News / Hoganess Salmon managers face new charges
A SHETLAND salmon farm that recently escaped prosecution for the use of illegal chemicals faces legal action once again for trapping and killing seals.
Animal welfare charity Scottish SPCA has confirmed that following a raid in August this year on Hoganess Salmon, near Walls, on Shetland’s west mainland, two men from Lerwick have been reported to the procurator fiscal.
It is understood that the two men are regional manager Graham McNally and site manager Ross Morrison, both of whom were charged with animal cruelty over the death of around 20,000 salmon last year.

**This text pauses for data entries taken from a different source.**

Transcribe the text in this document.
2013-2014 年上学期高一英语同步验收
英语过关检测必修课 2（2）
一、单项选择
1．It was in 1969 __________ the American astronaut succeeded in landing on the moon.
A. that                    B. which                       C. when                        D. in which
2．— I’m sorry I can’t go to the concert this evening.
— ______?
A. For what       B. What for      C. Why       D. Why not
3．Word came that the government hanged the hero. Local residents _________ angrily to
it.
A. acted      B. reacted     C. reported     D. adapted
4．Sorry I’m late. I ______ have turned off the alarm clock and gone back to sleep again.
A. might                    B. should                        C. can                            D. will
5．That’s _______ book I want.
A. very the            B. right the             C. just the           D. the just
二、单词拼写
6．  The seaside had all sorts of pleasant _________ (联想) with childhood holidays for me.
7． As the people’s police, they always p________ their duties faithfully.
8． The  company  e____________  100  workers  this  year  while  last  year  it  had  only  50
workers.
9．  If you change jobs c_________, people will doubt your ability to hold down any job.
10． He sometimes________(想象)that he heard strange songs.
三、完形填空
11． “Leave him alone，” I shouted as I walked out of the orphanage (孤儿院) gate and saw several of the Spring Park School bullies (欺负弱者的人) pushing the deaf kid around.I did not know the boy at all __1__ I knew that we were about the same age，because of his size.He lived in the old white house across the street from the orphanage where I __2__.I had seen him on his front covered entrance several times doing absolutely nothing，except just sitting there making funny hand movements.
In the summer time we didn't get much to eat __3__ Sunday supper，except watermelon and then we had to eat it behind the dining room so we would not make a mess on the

Those charges were dropped two months ago as a result of failures by the environment agency SEPA to submit a case over the illegal discharge of chemicals.
The procurator fiscal refused to prosecute when it emerged that SEPA had been using the wrong legislation to press charges, 14 months after the initial raid on the salmon farm.

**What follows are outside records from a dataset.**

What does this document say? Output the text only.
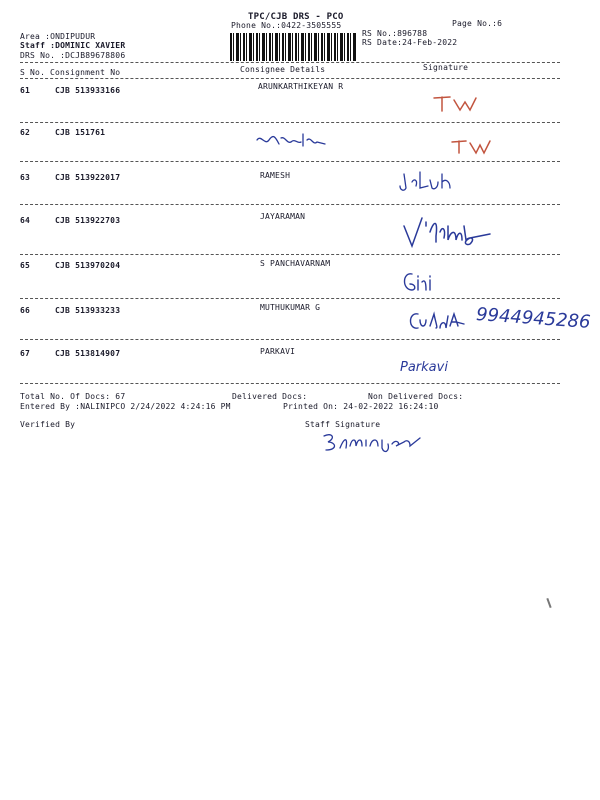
TPC/CJB DRS - PCO
Phone No.:0422-3505555	Page No.:6
Area :ONDIPUDUR
Staff :DOMINIC XAVIER
DRS No. :DCJB89678806
RS No.:896788
RS Date:24-Feb-2022
S No. Consignment No	Consignee Details	Signature
61	CJB 513933166	ARUNKARTHIKEYAN R
62	CJB 151761
63	CJB 513922017	RAMESH
64	CJB 513922703	JAYARAMAN
65	CJB 513970204	S PANCHAVARNAM
66	CJB 513933233	MUTHUKUMAR G	9944945286
67	CJB 513814907	PARKAVI
Parkavi
Total No. Of Docs: 67	Delivered Docs:	Non Delivered Docs:
Entered By :NALINIPCO 2/24/2022 4:24:16 PM	Printed On: 24-02-2022 16:24:10
Verified By	Staff Signature
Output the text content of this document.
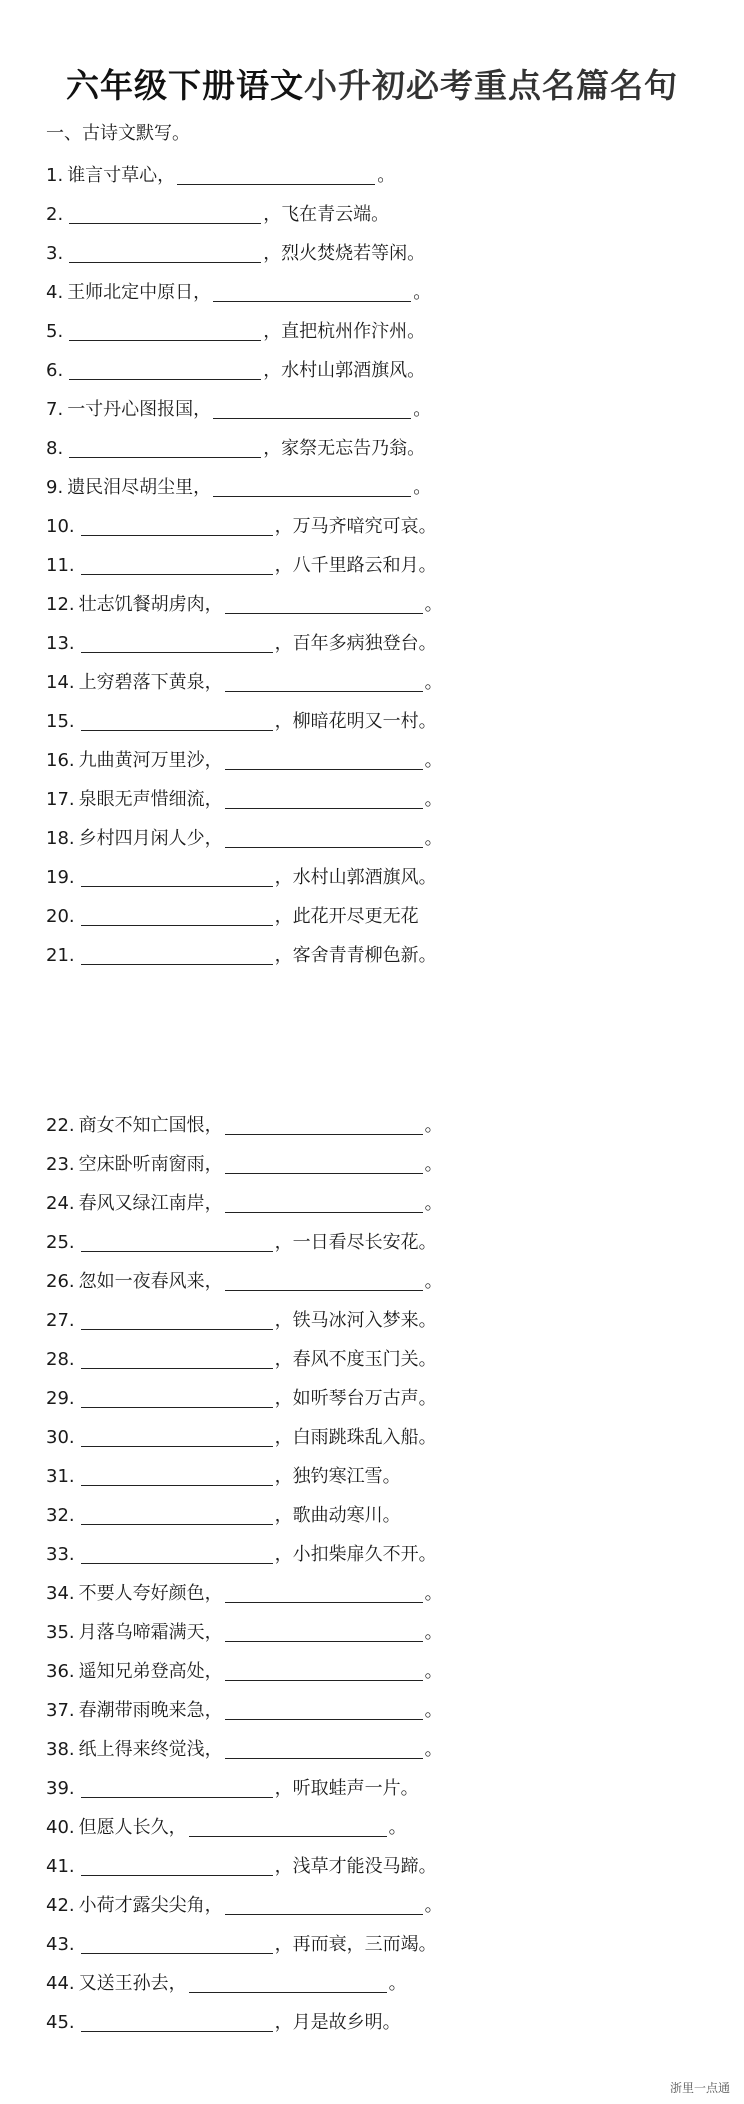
六年级下册语文小升初必考重点名篇名句
一、古诗文默写。
1. 谁言寸草心，	。
2.	，飞在青云端。
3.	，烈火焚烧若等闲。
4. 王师北定中原日，	。
5.	，直把杭州作汴州。
6.	，水村山郭酒旗风。
7. 一寸丹心图报国，	。
8.	，家祭无忘告乃翁。
9. 遗民泪尽胡尘里，	。
10.	，万马齐喑究可哀。
11.	，八千里路云和月。
12. 壮志饥餐胡虏肉，	。
13.	，百年多病独登台。
14. 上穷碧落下黄泉，	。
15.	，柳暗花明又一村。
16. 九曲黄河万里沙，	。
17. 泉眼无声惜细流，	。
18. 乡村四月闲人少，	。
19.	，水村山郭酒旗风。
20.	，此花开尽更无花
21.	，客舍青青柳色新。
22. 商女不知亡国恨，	。
23. 空床卧听南窗雨，	。
24. 春风又绿江南岸，	。
25.	，一日看尽长安花。
26. 忽如一夜春风来，	。
27.	，铁马冰河入梦来。
28.	，春风不度玉门关。
29.	，如听琴台万古声。
30.	，白雨跳珠乱入船。
31.	，独钓寒江雪。
32.	，歌曲动寒川。
33.	，小扣柴扉久不开。
34. 不要人夸好颜色，	。
35. 月落乌啼霜满天，	。
36. 遥知兄弟登高处，	。
37. 春潮带雨晚来急，	。
38. 纸上得来终觉浅，	。
39.	，听取蛙声一片。
40. 但愿人长久，	。
41.	，浅草才能没马蹄。
42. 小荷才露尖尖角，	。
43.	，再而衰，三而竭。
44. 又送王孙去，	。
45.	，月是故乡明。
浙里一点通
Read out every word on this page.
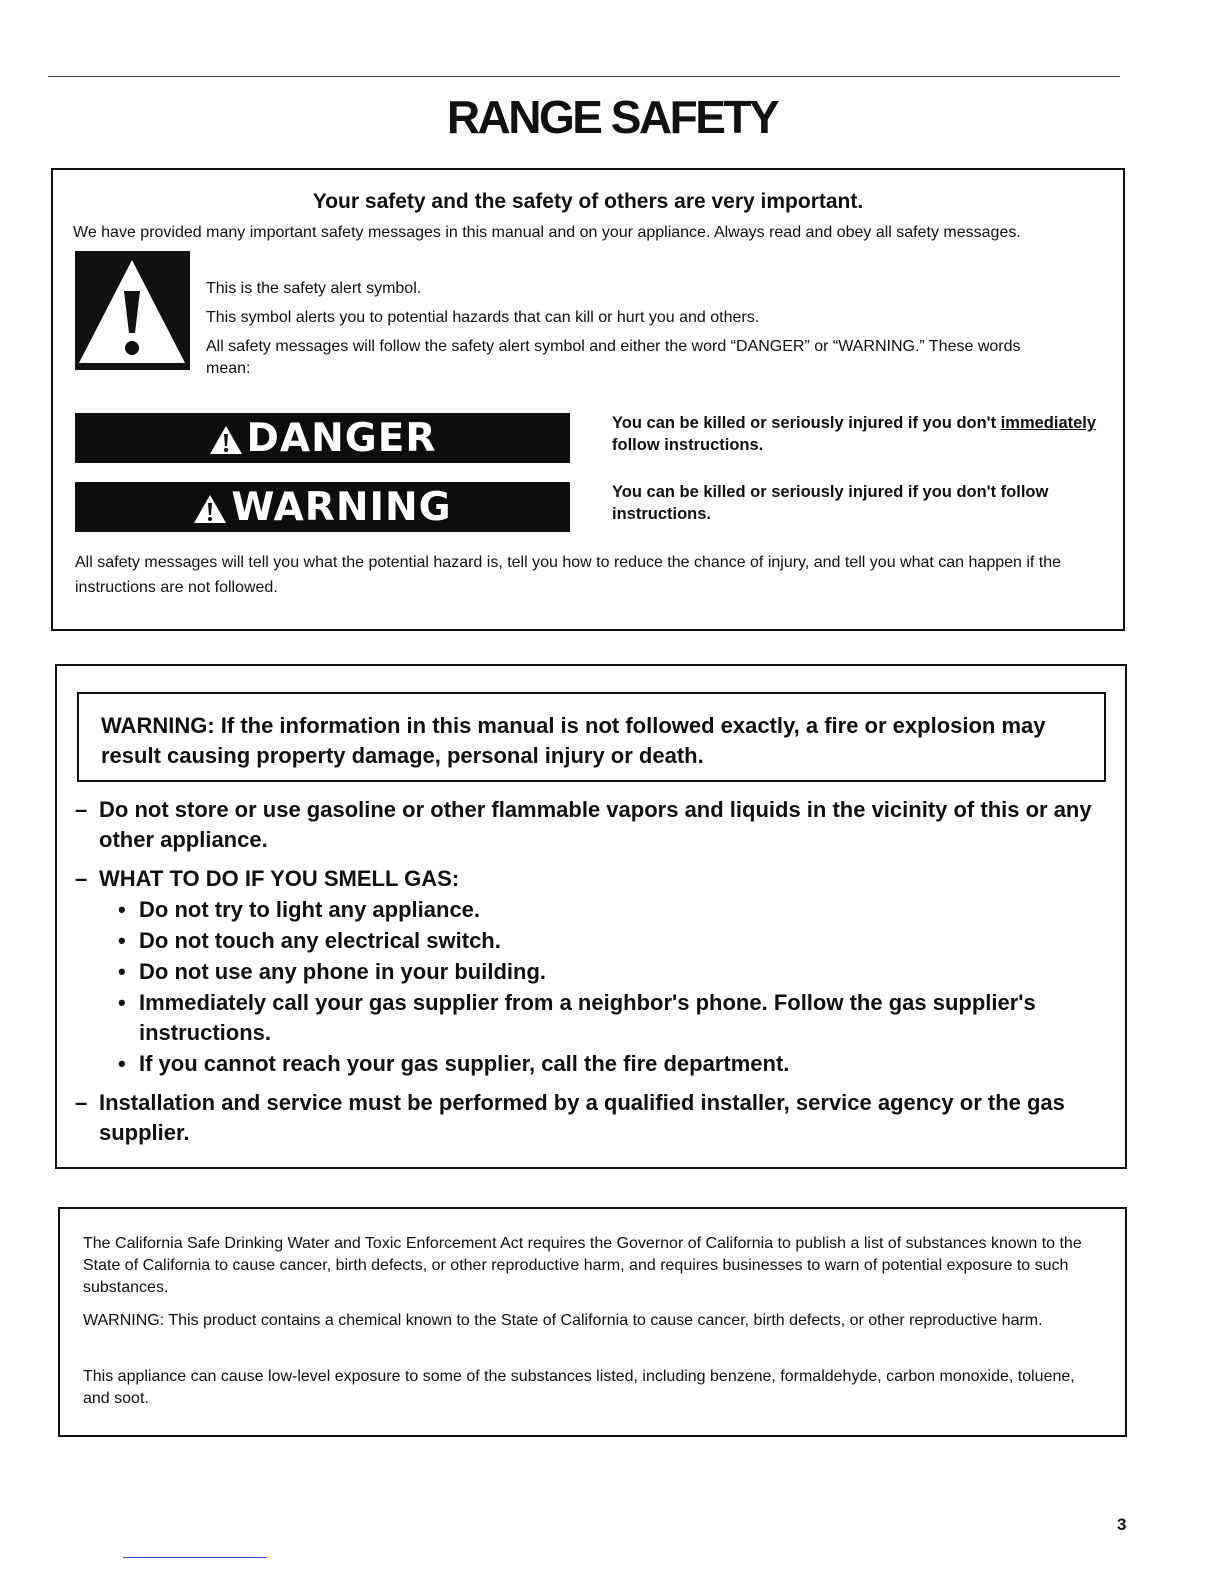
RANGE SAFETY
Your safety and the safety of others are very important.

We have provided many important safety messages in this manual and on your appliance. Always read and obey all safety messages.

This is the safety alert symbol.

This symbol alerts you to potential hazards that can kill or hurt you and others.

All safety messages will follow the safety alert symbol and either the word “DANGER” or “WARNING.” These words mean:

DANGER	You can be killed or seriously injured if you don't immediately follow instructions.

WARNING	You can be killed or seriously injured if you don't follow instructions.

All safety messages will tell you what the potential hazard is, tell you how to reduce the chance of injury, and tell you what can happen if the instructions are not followed.

WARNING: If the information in this manual is not followed exactly, a fire or explosion may result causing property damage, personal injury or death.

– Do not store or use gasoline or other flammable vapors and liquids in the vicinity of this or any other appliance.
– WHAT TO DO IF YOU SMELL GAS:
• Do not try to light any appliance.
• Do not touch any electrical switch.
• Do not use any phone in your building.
• Immediately call your gas supplier from a neighbor's phone. Follow the gas supplier's instructions.
• If you cannot reach your gas supplier, call the fire department.
– Installation and service must be performed by a qualified installer, service agency or the gas supplier.

The California Safe Drinking Water and Toxic Enforcement Act requires the Governor of California to publish a list of substances known to the State of California to cause cancer, birth defects, or other reproductive harm, and requires businesses to warn of potential exposure to such substances.

WARNING: This product contains a chemical known to the State of California to cause cancer, birth defects, or other reproductive harm.

This appliance can cause low-level exposure to some of the substances listed, including benzene, formaldehyde, carbon monoxide, toluene, and soot.

3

The Scottish government would not pursue the case against Hoganess, even though highly toxic sheep and horse dip were found on the site when it was raided in August 2010. The chemicals were used for killing sea lice, which pose a huge problem for salmon farmers.
After the salmon deaths, Hoganess Salmon’s parent company Lakeland was sold to the Norwegian/Polish multinational Morpol. It has now been grouped with the company’s other UK fish farms into the Meridian Salmon Group.